Der deutsche Pädagoge und Philosoph Johann Friedrich Herbart, geboren am 4. Mai 1776, gestorben am 14. August 1841, war einer der Begründer der modernen wissenschaftlichen Pädagogik. Er unterrichtete an den Universitäten in Göttingen (1802-09, 1833-41) und Königsberg (1809-33) und verfasste viele Werke über Pädagogik, Psychologie und Philosophie, die einen wesentlichen Einfluss auf Theorie und Praxis der Erziehung in Europa und den Vereinigten Staaten ausübten. Er war Gegner der populären Theorie der Psychologie der Fähigkeiten, dem Glauben, dass der Geist aus relativ unabhängigen Fähigkeiten zusammengesetzt ist, die durch Studium bestimmter akademischer Fächer geübt und trainiert werden können. Herbart war ein Pionier in der Entwicklung einer auf der Psychologie basierenden systematischen Theorie zum Lernen und Lehren. Laut seiner Apperzeptionstheorie werden neue Gedanken, wenn sie dem Schüler gründlich unterbreitet werden, mit bereits existierenden Gedanken verknüpft und bilden ein System von verbundenen Ideen, die so genannte apperzeptive Masse.

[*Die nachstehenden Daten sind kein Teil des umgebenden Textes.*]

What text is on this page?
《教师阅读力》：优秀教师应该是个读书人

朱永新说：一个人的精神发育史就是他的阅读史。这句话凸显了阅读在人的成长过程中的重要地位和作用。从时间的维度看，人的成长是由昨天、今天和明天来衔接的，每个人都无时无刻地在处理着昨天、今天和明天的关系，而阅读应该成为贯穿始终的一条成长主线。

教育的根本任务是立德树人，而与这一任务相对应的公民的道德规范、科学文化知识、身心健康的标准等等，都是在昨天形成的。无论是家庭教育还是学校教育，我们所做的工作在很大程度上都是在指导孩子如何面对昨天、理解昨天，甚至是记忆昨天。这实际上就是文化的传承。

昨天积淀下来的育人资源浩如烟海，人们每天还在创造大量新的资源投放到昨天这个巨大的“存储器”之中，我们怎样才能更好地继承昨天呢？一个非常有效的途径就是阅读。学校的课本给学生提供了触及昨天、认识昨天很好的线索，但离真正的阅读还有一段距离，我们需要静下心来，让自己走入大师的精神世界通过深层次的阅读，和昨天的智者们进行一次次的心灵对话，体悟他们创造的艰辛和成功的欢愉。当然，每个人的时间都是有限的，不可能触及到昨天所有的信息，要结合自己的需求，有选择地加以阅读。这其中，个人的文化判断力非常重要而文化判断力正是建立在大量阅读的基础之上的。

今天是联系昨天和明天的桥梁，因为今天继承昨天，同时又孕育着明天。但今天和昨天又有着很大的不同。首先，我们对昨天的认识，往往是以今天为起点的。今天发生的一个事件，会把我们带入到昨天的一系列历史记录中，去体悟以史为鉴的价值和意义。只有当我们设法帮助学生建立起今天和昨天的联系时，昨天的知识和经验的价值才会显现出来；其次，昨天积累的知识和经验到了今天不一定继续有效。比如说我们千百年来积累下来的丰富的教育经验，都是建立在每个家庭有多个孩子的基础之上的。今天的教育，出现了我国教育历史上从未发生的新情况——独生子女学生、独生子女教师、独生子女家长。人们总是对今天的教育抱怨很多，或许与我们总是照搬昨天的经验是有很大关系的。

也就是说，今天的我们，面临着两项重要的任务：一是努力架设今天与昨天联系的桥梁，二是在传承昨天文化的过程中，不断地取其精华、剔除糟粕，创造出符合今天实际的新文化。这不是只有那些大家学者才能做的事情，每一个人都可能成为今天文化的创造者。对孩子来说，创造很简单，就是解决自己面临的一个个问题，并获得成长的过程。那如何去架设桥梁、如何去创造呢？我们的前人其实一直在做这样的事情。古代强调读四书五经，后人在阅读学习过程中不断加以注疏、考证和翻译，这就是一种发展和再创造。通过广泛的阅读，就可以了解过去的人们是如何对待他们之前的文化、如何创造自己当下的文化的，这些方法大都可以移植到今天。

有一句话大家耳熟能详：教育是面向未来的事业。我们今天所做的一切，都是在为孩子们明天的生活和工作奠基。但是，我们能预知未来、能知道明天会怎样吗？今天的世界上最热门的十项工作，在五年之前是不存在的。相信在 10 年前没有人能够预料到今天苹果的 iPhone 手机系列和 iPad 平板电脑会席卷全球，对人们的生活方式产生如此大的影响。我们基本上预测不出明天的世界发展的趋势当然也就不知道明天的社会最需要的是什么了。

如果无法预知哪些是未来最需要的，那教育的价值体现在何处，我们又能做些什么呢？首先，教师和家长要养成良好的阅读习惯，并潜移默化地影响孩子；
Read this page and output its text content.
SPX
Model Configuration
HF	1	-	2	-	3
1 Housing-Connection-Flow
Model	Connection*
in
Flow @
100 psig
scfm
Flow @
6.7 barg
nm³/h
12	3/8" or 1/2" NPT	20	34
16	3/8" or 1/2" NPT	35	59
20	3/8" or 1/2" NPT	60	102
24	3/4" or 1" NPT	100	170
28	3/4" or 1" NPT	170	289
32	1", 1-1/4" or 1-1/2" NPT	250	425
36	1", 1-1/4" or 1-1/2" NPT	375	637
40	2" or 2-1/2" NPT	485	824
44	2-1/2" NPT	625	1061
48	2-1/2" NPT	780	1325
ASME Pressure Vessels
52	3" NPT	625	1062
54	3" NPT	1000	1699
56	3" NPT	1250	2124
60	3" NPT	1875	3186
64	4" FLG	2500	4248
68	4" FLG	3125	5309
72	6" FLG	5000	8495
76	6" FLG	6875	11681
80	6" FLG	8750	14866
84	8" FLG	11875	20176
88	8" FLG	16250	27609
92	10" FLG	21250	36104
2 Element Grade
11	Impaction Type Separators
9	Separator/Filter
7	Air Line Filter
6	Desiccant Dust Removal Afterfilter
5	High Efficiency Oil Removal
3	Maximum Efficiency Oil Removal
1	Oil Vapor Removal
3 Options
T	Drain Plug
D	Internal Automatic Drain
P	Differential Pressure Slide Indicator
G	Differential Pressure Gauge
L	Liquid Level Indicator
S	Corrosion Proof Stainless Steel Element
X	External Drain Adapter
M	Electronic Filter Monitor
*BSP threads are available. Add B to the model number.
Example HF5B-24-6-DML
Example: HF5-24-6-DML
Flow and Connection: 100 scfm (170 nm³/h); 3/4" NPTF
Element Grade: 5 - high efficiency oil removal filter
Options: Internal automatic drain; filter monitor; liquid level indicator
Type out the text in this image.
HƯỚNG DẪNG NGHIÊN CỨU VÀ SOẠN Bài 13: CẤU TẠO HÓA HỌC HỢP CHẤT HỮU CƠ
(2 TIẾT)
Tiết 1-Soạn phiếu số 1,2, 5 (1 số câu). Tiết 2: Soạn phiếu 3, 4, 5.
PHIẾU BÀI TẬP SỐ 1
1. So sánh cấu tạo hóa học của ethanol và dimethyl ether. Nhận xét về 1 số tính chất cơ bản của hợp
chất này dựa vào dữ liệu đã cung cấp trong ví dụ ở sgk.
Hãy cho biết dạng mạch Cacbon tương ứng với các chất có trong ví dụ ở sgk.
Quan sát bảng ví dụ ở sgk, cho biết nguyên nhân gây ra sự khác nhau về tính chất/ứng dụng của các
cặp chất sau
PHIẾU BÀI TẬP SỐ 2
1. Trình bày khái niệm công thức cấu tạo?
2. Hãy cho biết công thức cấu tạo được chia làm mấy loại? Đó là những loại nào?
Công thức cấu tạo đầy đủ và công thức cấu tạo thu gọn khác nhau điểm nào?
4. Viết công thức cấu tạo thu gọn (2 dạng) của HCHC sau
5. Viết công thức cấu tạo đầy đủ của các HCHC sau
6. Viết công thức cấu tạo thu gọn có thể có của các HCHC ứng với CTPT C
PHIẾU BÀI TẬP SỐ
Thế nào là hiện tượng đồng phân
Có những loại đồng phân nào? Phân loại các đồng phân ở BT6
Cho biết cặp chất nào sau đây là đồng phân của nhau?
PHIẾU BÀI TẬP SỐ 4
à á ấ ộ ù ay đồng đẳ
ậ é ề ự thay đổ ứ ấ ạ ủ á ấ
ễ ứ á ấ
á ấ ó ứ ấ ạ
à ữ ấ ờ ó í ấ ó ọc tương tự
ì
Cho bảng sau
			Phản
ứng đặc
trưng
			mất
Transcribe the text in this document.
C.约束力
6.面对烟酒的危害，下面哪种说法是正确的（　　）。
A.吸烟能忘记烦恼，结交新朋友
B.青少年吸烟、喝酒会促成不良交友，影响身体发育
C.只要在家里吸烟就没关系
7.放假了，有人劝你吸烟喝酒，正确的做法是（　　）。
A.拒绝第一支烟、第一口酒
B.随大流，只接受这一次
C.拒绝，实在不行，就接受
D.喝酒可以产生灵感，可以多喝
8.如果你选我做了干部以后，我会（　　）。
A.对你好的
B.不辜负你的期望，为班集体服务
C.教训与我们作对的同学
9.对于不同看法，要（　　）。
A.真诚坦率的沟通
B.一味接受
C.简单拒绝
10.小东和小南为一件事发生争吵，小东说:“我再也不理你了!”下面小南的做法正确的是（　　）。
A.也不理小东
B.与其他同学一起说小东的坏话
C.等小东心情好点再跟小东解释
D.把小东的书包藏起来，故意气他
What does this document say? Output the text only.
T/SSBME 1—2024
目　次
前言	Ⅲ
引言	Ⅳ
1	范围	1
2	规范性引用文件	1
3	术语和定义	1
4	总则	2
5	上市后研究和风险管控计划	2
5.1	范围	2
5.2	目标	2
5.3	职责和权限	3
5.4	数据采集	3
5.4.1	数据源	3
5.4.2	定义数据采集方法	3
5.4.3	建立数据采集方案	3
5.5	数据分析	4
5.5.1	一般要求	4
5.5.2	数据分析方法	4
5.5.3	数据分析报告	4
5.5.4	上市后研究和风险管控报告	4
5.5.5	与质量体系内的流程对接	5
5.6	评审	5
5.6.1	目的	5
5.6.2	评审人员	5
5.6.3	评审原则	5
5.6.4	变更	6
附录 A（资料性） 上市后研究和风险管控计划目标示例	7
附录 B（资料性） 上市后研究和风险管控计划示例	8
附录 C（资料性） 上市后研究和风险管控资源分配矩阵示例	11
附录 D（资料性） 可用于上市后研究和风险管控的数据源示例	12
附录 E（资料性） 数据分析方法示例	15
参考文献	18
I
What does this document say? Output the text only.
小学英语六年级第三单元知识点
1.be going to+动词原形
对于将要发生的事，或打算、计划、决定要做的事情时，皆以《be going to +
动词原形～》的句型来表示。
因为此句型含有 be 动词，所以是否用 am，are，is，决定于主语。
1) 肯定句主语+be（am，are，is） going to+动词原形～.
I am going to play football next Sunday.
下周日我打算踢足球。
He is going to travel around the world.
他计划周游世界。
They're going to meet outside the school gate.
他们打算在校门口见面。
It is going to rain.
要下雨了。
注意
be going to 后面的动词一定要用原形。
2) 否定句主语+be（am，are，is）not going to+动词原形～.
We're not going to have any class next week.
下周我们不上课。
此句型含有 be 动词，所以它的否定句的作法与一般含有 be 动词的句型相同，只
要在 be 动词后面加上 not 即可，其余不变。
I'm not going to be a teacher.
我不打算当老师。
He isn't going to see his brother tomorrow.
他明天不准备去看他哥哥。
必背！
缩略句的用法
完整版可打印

Herbart sah die grundsätzliche Aufgabe des Lehrers darin, die bereits bestehenden Interessen des Schülers herauszufinden und diese mit dem großen Wissen und der Kultur der Menschheit in Beziehung zu setzen, um dem Schüler zu helfen, Teil des zivilisierten Lebens zu werden. Er vertrat außerdem die Ansicht, das höchste Ziel der Erziehung sei eher die Entfaltung eines ethischen Charakters denn der Ausbildung des Wissens. Nach Herbarts Tod wurde seine Philosophie von seinen Schülern in ein strenges Regelwerk für den Unterricht umgesetzt. der Herbartianismus, der Name dieses pädagogischen Systems, übte besonders in den Vereinigten Staaten einen mächtigen Einfluss auf die Lehrpraktiken des späten 19. Jahrhunderts aus. Für Verständnis seiner Lerntheorie sind folgende Werke zu bemerken: Die erste Vorlesung über Pädagogik (1802), Über die ästhetische Darstellung der Welt als das Hauptgeschäft der Erziehung (1804), Allgemeine Pädagogik aus dem Zweck der Erziehung abgeleitet (1806), Allgemeine praktische Philosophie (1806), Von der Erziehungskunst (1831), Pädago gische Briefe, oder Briefe über die Anwendung der Psychologie auf die Pädagogik (1832).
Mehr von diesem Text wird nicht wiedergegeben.